Second, the Court acknowledged the general principle that all risks policies apply only to physical loss of or damage to the goods: Arnould on Marine Insurance, 18th ed (by J. Gilman QC, R. Merkin, C. Blanchard QC & M. Templeman QC, 2013), at §23-72, footnote 490. The policies on property do not extend to paper losses unless they extend to loss of profits or other business interruption losses and do not cover goods which never existed.

The Court acknowledged the exception to the physical loss rule, and that a marine cargo policy could extend to financial losses if clear words were used. But in this case, the Judge held that the Policy did not have the wider scope contended by Engelhart for the following reasons:-

(i) As a starting point, the purpose of all risks marine cargo insurance is to cover loss of or damage to property. There was no physical loss in this case since no copper was ever shipped and no cargo of copper ingots ever existed. There was, therefore, no difference between what was loaded and what was discharged. The loss was, in fact, an economic loss due to the acceptance of fraudulent documents in the expectation that they covered physical goods.
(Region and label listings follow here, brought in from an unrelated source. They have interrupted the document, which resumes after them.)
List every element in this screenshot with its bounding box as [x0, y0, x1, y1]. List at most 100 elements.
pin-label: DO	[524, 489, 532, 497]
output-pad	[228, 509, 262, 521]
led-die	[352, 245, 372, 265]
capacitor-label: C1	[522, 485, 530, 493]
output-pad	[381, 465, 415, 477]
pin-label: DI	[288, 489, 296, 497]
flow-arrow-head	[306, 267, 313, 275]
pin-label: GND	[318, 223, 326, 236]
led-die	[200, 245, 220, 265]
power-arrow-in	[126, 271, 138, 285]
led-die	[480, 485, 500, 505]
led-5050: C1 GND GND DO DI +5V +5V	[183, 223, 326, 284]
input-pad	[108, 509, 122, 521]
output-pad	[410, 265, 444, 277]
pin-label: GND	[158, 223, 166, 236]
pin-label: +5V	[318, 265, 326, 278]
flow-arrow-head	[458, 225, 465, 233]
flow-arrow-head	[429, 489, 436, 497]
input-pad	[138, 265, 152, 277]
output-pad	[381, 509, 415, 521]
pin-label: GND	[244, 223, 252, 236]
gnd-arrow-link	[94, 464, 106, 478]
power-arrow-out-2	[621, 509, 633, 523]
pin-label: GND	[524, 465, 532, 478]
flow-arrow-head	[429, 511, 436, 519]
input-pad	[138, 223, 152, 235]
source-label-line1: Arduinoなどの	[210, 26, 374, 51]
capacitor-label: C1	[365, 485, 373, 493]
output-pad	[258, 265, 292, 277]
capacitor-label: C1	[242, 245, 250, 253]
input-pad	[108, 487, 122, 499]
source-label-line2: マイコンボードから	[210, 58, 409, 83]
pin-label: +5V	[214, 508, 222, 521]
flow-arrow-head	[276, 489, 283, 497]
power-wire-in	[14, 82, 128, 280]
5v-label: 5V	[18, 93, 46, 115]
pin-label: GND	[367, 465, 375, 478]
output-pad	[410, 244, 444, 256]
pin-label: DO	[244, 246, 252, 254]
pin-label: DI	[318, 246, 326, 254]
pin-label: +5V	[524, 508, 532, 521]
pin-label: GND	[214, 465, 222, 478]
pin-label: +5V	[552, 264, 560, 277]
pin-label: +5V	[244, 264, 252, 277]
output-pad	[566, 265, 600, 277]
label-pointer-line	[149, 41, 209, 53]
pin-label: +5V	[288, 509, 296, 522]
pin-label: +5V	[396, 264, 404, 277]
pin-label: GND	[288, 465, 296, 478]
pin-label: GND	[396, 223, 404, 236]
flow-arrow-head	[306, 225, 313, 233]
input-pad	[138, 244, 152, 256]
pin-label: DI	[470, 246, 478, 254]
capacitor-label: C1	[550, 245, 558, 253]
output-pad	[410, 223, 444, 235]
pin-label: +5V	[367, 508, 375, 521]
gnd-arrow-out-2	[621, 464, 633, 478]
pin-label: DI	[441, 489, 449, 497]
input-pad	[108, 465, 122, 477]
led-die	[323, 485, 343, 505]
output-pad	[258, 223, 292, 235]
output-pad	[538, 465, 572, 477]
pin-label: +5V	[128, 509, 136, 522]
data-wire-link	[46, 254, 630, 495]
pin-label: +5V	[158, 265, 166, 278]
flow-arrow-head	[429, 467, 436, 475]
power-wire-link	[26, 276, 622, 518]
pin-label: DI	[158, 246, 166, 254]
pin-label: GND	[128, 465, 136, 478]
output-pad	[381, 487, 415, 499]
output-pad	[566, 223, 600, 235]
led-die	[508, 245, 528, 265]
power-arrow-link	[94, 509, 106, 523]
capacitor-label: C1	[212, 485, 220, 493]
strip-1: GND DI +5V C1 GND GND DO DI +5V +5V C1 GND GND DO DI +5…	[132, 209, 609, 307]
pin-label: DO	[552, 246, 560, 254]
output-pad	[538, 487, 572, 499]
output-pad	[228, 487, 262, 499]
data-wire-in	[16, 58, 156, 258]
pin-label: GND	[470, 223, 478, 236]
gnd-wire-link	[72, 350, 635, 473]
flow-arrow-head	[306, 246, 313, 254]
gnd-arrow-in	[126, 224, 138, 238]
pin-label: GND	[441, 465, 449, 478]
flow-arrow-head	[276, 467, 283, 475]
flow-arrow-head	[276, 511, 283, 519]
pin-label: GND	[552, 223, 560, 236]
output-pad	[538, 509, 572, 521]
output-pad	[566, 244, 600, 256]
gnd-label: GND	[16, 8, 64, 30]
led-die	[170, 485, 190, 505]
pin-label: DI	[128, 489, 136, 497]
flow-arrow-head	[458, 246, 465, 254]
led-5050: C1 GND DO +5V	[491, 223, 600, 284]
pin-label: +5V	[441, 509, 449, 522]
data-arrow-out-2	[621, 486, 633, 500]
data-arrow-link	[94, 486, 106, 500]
(ii) The wording of the Policy did not contain clear words to indicate a broader intention to cover more than physical loss or damage to goods. The Judge referred to various clauses in the Policy as being suggestive of physical goods and loss.

(iii) On the Container Clause, the Judge did not agree that it supported a claim where no cargo was shipped. The words "notwithstanding that the seals may appear intact" were meant to prevent the Insurers from asserting that there was no insured loss because a loss to cargo was inevitable given the state of a particular container. Those words it did not mean that the Policy would cover a loss where no cargo was shipped. The Judge also disagreed with Engelhart that the word "shortage" could refer to a full shortage – it did not cover a situation where there were no goods in the first place.

(iv) On the Fraudulent Documents Clause, the Judge noted that the wording of the clause referred to "physical loss of or damage to goods" and held that due regard had to be placed on the word "physical".

Comment

The Court appears to have adopted a more textual approach in construing the wording of the Policy, rather than the overall purposive interpretation of the Policy, in the light of scope and breadth of its wording, for which Engelhart had argued.

It appears that the general approach to marine all-risks policies will still be that they are meant to cover physical loss and damage; clear words must be present in order to displace this starting point.

Given the prevalence of fraudulent documents in shipping these days, insurers should be careful when including fraudulent documents clauses in policies. Care should also be taken in specifying whether it is only physical loss and damage that is to be covered, or also pure economic loss.